06 Aug 2020 | 15:38 UTC — Washington

Marathon Oil aims to cut well costs by 20% from 2019 as it focuses on Bakken, Eagle Ford

Highlights

Driller cuts capex by another $100 million to $1.2 billion

Latest Dakota Access ruling is positive for Bakken: CEO

Q2 shut-ins averaged 11,000 b/d, including Permian pause

Washington — Marathon Oil expects its oil production to bottom out in the third quarter before recovering later in the year as it focuses on the Eagle Ford and Bakken Shale plays and continues to trim well completion costs, CEO Lee Tillman said Aug. 6.

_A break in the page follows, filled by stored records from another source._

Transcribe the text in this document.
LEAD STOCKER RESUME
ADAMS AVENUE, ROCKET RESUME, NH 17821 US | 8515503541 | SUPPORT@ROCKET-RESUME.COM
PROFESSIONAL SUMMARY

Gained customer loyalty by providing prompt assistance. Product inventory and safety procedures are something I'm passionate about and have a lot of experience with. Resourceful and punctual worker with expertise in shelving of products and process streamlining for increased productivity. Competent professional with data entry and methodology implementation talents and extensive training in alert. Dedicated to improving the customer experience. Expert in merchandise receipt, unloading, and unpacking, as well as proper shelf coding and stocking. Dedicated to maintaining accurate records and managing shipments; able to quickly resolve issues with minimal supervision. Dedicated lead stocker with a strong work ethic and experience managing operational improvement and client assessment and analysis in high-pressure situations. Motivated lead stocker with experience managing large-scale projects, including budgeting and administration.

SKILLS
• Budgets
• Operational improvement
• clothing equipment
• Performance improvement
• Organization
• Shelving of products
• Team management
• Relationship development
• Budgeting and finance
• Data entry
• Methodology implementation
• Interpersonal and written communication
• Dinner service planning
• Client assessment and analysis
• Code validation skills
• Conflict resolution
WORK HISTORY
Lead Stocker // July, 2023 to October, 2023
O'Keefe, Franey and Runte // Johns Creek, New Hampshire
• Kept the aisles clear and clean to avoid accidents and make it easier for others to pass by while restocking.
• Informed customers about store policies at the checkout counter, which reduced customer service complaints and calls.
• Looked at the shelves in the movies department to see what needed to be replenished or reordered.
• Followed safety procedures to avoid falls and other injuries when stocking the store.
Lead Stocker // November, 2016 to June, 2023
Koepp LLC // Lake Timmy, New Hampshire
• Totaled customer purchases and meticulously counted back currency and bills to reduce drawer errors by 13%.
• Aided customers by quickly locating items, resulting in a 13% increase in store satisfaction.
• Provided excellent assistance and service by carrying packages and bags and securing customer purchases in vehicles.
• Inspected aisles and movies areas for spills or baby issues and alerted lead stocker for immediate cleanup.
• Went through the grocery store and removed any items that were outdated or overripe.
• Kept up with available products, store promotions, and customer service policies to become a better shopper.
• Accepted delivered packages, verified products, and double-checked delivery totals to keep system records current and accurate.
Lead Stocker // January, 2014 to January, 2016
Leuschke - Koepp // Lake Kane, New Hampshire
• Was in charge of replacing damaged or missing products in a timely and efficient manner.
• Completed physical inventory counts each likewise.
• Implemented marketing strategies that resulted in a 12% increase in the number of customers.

Tillman said second-quarter drilling costs per lateral foot were 10% lower than the 2019 average, and the driller aims to shrink that to at least 20% below 2019 levels in the second half of the year.

"These reductions are due to a combination of specific well-design improvements, execution efficiency, supply-chain optimization and commercial leverage," Tillman said during a Q2 earnings call. "We expect the majority of these gains to prove durable through the cycle."

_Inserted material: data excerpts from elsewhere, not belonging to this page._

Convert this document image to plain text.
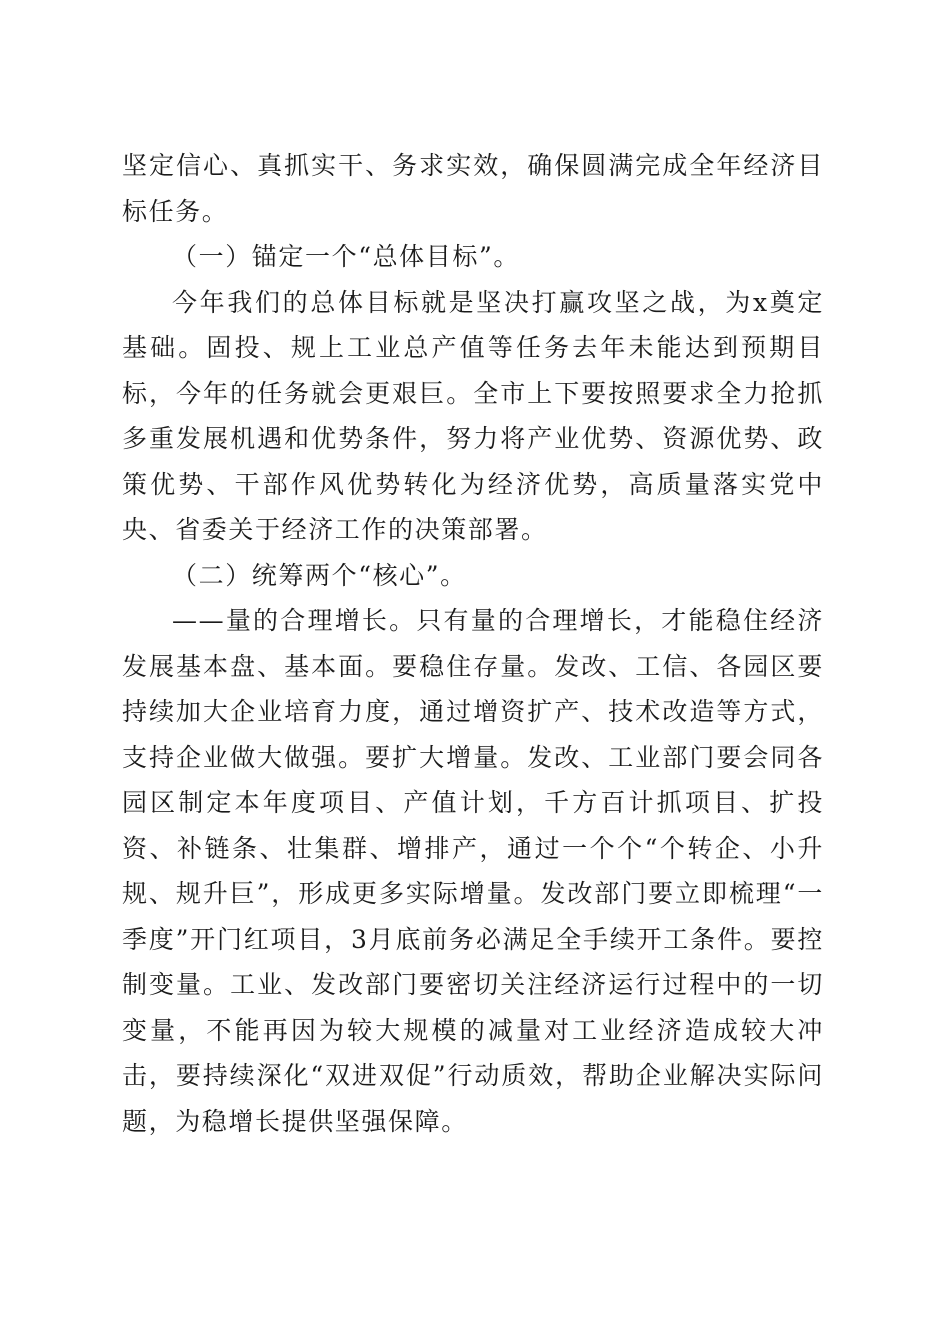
坚定信心、真抓实干、务求实效，确保圆满完成全年经济目标任务。

（一）锚定一个“总体目标”。

今年我们的总体目标就是坚决打赢攻坚之战，为x奠定基础。固投、规上工业总产值等任务去年未能达到预期目标，今年的任务就会更艰巨。全市上下要按照要求全力抢抓多重发展机遇和优势条件，努力将产业优势、资源优势、政策优势、干部作风优势转化为经济优势，高质量落实党中央、省委关于经济工作的决策部署。

（二）统筹两个“核心”。

——量的合理增长。只有量的合理增长，才能稳住经济发展基本盘、基本面。要稳住存量。发改、工信、各园区要持续加大企业培育力度，通过增资扩产、技术改造等方式，支持企业做大做强。要扩大增量。发改、工业部门要会同各园区制定本年度项目、产值计划，千方百计抓项目、扩投资、补链条、壮集群、增排产，通过一个个“个转企、小升规、规升巨”，形成更多实际增量。发改部门要立即梳理“一季度”开门红项目，3月底前务必满足全手续开工条件。要控制变量。工业、发改部门要密切关注经济运行过程中的一切变量，不能再因为较大规模的减量对工业经济造成较大冲击，要持续深化“双进双促”行动质效，帮助企业解决实际问题，为稳增长提供坚强保障。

The driller has cut capital expenditure by an additional $100 million to $1.2 billion, which is down 50% overall from the start of the year.

Marathon now expects 2020 output to average 190,000 b/d, down from 217,000 b/d predicted in February before the coronavirus pandemic shocked oil markets. The company did not issue 2020 production guidance in its previous earnings report.

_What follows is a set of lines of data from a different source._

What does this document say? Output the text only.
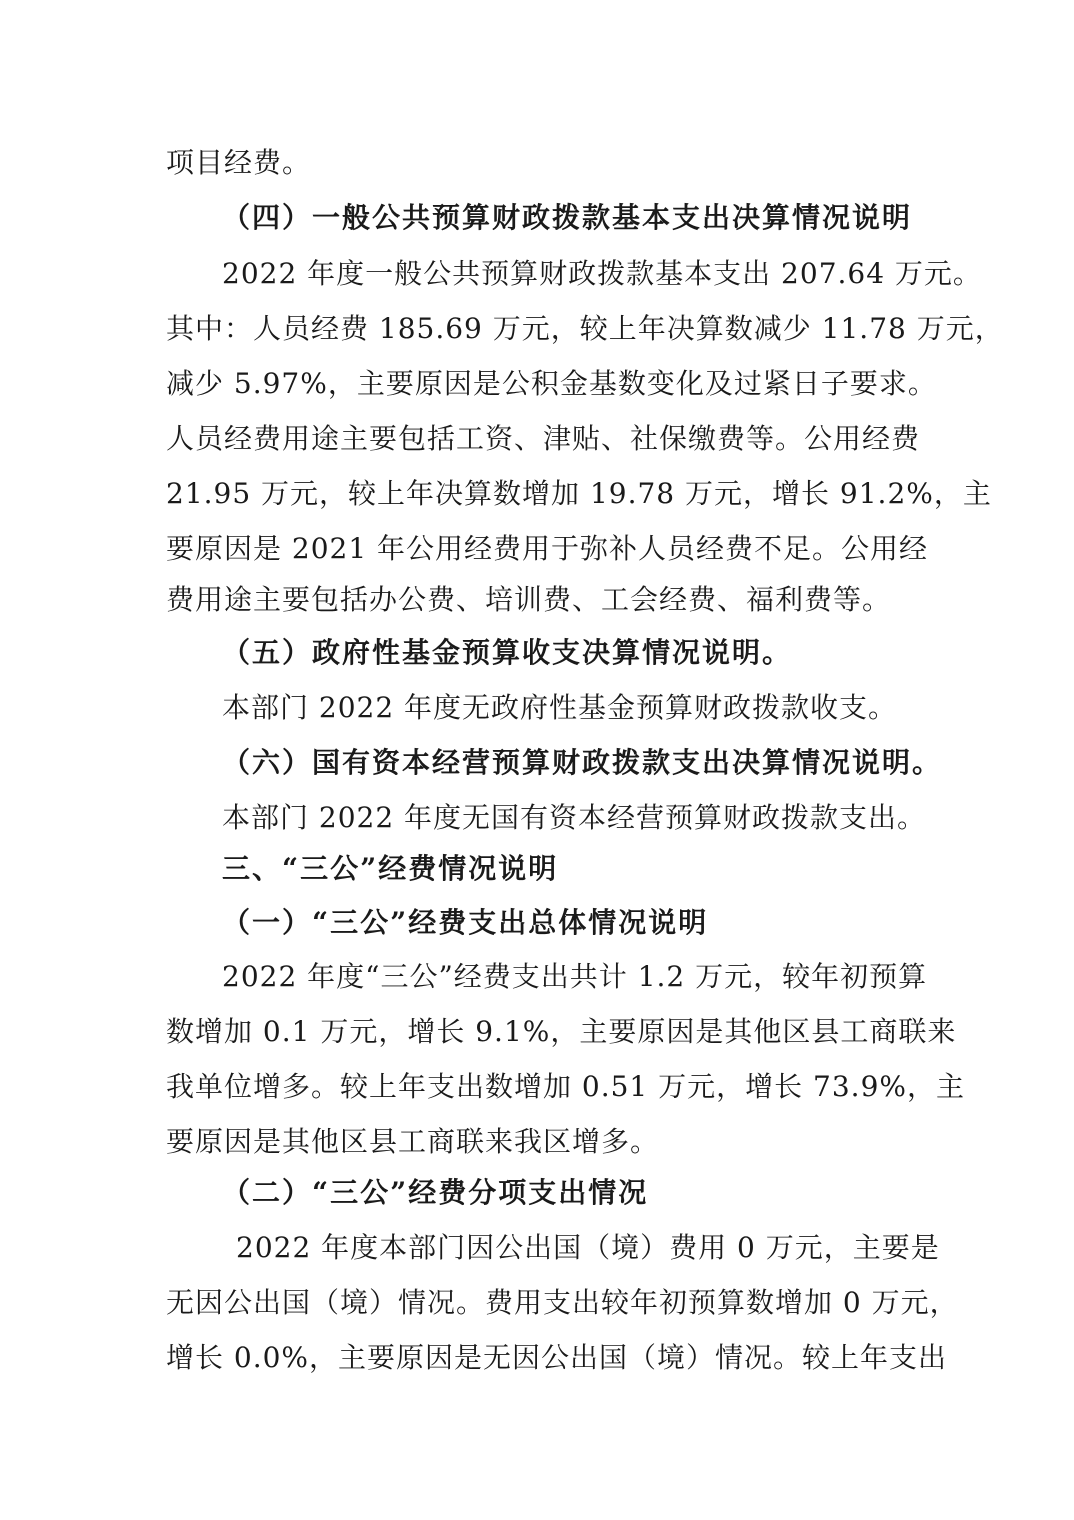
项目经费。
（四）一般公共预算财政拨款基本支出决算情况说明
2022 年度一般公共预算财政拨款基本支出 207.64 万元。
其中：人员经费 185.69 万元，较上年决算数减少 11.78 万元，
减少 5.97%，主要原因是公积金基数变化及过紧日子要求。
人员经费用途主要包括工资、津贴、社保缴费等。公用经费
21.95 万元，较上年决算数增加 19.78 万元，增长 91.2%，主
要原因是 2021 年公用经费用于弥补人员经费不足。公用经
费用途主要包括办公费、培训费、工会经费、福利费等。
（五）政府性基金预算收支决算情况说明。
本部门 2022 年度无政府性基金预算财政拨款收支。
（六）国有资本经营预算财政拨款支出决算情况说明。
本部门 2022 年度无国有资本经营预算财政拨款支出。
三、“三公”经费情况说明
（一）“三公”经费支出总体情况说明
2022 年度“三公”经费支出共计 1.2 万元，较年初预算
数增加 0.1 万元，增长 9.1%，主要原因是其他区县工商联来
我单位增多。较上年支出数增加 0.51 万元，增长 73.9%，主
要原因是其他区县工商联来我区增多。
（二）“三公”经费分项支出情况
2022 年度本部门因公出国（境）费用 0 万元，主要是
无因公出国（境）情况。费用支出较年初预算数增加 0 万元，
增长 0.0%，主要原因是无因公出国（境）情况。较上年支出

It paused operations in the Permian's Delaware Basin and in Oklahoma in Q2 to focus on the Eagle Ford and Bakken. It currently has three rigs and two frack crews in those basins, Tillman said.

Marathon's US production averaged 307,000 b/d of oil equivalent in Q2, down 33,000 boe/d from the previous quarter, with Q2 oil output averaging 182,000 b/d, down 25,000 b/d from Q1.

That included 11,000 b/d of voluntary shut-ins in Q2.

Marathon expects to enter 2021 with a backlog of drilled-but-uncompleted wells.

DAPL impact

Asked about the Aug. 5 ruling by an appeals court that the Dakota Access Pipeline can continue to operate, Tillman said the decision sends a positive signal for the entire Bakken. Marathon ships about 10,000 b/d on the system, making the direct impact of a shutdown relatively limited.

"But clearly the impact across the basin and our basin differential -- when you take that level of capacity out of the system -- would have forced everyone to be looking for alternatives, including rail," he said, adding this would likely make marginal barrels out of the Bakken uncompetitive.

Tillman said he hoped the system would be allowed to keep operating during the court case.

"We would see it as a very dangerous precedent to have an operating pipeline with this type of track record taken out of service by legal action, particularly after going through the permitting process," he said. "We're encouraged by the ruling, we're watching it closely. [But] today it has really no impact on our investment direction in the Bakken."